Жириновский расхохотался и хлопнул меня по плечу.
— Лично я по понятным причинам никаких документов не подписывал. Сейчас уже всецело восстановился и полон сил. Даже устроился волонтером в ККЛ, руковожу ашдодскими школьниками при посадке деревьев. В остальном – веду размеренную пенсионерскую жизнь.
— Вы поменяли фамилию?
— Скорее вернул законную, отцовскую. А вот имя меня уговорили поменять. Согласитесь, Зеэв Эйдельштейн – звучит!
— После возвращения к жизни вы поменяли взгляды на российскую политику?
— Да. Для меня происходящее сегодня крайне болезненно. Если бы от меня это зависело, я бы уговорил Путина не ввязываться в украинскую авантюру и не превращаться в военного преступника. Но на него влияют совсем другие люди.
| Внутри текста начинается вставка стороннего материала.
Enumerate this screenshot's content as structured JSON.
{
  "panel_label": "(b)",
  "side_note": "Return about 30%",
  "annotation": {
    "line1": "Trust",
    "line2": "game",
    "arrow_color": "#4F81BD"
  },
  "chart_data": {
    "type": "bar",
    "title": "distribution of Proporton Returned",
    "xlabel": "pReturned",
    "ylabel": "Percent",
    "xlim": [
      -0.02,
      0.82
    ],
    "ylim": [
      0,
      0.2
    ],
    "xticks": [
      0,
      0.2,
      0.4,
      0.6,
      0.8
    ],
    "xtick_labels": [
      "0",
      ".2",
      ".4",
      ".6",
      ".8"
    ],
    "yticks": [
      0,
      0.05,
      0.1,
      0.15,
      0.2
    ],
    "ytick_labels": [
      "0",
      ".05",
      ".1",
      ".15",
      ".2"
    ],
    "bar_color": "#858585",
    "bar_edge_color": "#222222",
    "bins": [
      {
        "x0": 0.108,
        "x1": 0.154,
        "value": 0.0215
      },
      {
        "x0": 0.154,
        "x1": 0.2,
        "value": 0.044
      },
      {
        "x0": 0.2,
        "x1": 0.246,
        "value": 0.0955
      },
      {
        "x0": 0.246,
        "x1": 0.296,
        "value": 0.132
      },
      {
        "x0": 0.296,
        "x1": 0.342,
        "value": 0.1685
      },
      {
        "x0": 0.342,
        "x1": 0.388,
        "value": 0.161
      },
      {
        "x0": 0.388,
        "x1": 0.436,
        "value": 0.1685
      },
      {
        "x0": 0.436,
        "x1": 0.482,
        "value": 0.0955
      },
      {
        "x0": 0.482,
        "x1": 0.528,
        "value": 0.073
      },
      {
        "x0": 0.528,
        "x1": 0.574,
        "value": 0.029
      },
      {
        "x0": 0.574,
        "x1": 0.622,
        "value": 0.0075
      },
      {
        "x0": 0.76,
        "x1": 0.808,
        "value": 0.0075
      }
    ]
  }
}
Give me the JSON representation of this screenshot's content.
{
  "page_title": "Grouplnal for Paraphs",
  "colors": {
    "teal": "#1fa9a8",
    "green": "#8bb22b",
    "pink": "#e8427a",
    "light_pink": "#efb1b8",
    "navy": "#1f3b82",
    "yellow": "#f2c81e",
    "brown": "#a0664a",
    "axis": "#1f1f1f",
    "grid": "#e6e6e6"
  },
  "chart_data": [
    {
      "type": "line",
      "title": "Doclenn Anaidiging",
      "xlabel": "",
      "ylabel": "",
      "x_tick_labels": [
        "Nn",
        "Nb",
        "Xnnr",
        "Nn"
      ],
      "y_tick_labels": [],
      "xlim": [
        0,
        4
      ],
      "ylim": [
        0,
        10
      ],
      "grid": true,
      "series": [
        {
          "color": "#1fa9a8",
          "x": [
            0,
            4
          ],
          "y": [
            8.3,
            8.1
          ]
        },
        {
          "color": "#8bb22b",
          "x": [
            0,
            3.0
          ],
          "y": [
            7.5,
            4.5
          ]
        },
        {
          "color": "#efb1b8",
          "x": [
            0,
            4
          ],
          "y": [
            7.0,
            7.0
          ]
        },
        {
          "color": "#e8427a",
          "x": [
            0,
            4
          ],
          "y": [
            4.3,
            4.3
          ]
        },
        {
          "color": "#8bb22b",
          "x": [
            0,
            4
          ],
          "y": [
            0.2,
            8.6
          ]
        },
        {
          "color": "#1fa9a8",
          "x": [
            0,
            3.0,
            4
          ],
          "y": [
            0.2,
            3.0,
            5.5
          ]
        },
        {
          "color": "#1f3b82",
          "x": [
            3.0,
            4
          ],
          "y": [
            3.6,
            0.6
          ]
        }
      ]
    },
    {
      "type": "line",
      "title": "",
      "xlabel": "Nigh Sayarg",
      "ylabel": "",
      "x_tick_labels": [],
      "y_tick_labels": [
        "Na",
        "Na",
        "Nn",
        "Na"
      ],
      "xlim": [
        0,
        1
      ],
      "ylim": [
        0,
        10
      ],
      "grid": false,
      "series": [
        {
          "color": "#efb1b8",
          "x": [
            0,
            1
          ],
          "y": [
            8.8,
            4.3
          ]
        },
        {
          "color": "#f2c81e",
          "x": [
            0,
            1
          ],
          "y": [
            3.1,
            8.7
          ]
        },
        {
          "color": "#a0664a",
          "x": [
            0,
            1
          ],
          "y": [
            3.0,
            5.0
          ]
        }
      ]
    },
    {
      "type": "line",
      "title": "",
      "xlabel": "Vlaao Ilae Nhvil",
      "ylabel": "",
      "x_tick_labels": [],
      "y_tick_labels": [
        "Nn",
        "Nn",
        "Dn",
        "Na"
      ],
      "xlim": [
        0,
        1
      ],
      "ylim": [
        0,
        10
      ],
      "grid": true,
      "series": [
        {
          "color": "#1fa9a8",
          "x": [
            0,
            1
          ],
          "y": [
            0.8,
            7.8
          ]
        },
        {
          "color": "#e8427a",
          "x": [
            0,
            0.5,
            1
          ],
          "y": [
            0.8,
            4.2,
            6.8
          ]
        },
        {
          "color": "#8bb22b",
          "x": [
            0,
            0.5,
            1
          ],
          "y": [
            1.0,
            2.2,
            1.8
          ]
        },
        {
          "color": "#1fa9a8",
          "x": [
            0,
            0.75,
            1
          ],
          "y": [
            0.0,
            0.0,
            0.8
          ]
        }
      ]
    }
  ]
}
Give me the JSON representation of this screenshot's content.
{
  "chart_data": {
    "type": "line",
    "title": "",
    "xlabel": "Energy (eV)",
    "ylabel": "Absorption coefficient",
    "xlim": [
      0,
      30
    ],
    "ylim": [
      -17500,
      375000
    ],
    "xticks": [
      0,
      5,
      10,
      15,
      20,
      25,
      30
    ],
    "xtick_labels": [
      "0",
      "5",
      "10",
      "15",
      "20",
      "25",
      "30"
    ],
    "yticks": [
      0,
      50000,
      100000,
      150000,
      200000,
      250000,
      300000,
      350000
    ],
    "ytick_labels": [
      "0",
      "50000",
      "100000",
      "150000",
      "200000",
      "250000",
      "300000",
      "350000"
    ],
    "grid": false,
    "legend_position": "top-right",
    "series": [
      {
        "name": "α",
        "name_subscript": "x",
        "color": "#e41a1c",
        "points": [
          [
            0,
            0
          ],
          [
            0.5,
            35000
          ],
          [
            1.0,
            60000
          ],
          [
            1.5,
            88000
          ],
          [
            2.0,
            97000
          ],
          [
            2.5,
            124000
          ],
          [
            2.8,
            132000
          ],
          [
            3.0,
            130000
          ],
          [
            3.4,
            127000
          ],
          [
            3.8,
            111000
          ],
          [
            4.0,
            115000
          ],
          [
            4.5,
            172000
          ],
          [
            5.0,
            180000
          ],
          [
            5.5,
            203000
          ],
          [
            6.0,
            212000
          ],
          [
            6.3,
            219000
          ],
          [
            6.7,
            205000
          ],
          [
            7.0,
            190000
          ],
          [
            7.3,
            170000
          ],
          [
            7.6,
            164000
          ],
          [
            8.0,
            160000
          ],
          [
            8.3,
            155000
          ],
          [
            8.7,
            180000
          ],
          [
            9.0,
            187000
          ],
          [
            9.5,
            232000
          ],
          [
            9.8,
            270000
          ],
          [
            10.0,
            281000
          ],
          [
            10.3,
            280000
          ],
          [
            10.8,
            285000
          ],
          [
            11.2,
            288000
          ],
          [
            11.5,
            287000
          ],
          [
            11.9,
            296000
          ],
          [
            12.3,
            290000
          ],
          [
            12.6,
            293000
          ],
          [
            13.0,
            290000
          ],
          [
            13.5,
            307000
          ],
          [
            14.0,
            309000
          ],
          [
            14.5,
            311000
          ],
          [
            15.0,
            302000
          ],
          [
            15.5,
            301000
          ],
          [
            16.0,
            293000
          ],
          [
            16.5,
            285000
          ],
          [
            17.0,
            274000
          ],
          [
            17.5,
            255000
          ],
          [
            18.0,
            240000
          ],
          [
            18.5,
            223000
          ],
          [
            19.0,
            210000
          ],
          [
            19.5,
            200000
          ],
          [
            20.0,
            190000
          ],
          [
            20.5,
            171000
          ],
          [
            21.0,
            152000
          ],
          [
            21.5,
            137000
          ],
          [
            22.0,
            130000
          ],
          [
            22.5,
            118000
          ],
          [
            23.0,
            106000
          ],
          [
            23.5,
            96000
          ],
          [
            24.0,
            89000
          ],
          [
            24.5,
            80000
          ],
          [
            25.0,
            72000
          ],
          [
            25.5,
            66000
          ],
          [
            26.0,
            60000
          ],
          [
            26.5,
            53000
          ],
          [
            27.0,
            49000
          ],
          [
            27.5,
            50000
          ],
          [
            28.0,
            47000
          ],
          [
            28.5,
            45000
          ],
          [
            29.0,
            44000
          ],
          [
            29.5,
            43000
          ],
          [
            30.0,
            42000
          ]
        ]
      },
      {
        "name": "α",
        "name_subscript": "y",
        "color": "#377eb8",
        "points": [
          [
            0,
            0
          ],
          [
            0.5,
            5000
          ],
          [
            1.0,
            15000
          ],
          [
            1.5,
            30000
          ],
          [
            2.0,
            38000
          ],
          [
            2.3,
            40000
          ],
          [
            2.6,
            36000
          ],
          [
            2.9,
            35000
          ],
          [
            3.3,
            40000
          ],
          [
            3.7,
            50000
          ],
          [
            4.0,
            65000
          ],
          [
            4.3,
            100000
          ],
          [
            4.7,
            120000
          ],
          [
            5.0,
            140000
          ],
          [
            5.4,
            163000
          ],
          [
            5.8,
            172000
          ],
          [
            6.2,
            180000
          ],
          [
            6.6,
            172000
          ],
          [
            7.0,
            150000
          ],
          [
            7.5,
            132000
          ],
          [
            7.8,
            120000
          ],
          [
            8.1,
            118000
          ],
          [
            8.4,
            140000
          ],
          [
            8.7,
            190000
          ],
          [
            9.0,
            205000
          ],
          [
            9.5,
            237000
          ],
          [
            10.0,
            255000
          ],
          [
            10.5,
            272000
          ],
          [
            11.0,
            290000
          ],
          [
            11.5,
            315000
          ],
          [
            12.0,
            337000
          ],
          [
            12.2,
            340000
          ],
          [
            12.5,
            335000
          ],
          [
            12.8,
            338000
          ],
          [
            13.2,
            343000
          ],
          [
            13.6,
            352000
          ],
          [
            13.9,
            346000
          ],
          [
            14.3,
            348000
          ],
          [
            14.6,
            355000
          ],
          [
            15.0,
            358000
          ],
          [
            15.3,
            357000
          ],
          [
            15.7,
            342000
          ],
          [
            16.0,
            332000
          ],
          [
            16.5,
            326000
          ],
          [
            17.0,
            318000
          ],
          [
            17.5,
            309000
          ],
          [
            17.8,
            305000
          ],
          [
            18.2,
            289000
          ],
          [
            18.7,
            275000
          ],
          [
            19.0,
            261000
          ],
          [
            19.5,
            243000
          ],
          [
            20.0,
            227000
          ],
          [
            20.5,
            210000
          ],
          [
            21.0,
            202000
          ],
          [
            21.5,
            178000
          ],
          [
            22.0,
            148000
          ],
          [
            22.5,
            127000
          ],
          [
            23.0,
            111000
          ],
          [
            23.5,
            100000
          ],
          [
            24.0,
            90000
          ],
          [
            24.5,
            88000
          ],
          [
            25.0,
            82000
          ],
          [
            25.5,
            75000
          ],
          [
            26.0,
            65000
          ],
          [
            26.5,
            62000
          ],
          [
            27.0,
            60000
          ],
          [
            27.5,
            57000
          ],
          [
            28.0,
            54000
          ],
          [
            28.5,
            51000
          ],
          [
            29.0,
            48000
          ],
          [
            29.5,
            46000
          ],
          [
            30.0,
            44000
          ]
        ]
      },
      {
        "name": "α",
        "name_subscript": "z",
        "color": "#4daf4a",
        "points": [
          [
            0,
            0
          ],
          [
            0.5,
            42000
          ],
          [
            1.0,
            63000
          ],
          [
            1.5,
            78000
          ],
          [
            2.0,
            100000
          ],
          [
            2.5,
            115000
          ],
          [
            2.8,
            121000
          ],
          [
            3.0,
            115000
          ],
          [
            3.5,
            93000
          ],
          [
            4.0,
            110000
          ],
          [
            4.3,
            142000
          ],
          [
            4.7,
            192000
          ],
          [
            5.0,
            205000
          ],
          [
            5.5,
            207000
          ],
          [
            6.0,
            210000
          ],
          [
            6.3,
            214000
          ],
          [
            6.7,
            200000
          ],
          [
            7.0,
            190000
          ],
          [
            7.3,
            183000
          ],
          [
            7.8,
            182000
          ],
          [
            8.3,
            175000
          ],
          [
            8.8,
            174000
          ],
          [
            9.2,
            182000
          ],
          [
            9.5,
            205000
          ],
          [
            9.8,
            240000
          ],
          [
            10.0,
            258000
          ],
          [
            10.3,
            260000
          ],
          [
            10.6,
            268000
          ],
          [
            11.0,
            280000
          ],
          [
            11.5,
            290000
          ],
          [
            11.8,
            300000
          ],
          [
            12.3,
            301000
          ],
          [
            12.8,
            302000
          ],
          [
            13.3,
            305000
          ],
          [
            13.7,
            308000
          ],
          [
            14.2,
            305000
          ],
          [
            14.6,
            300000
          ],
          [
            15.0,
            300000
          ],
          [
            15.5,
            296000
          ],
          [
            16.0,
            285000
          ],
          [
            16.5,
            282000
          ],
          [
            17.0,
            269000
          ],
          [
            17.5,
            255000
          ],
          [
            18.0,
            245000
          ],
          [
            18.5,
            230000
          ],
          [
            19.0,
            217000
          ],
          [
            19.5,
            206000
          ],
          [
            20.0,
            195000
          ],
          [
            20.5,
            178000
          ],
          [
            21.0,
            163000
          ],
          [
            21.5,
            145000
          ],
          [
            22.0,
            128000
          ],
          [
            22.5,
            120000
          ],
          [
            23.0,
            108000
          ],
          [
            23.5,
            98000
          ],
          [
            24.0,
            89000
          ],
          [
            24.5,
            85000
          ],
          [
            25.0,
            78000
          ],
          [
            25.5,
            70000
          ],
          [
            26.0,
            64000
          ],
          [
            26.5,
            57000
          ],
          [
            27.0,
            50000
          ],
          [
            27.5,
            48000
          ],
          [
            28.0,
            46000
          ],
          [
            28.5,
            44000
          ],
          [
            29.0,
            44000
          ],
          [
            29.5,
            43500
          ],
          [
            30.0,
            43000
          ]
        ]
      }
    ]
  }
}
Которые в случае чего легко заменят его на одного из двенадцати двойников.
— Вам достоверно известно про двойников?
— Это секрет Полишинеля. Один из двойников стоял возле моего гроба, кстати.
— Вы всячески отмежевывались от своего еврейства и даже позволяли себе антисемитские высказывания…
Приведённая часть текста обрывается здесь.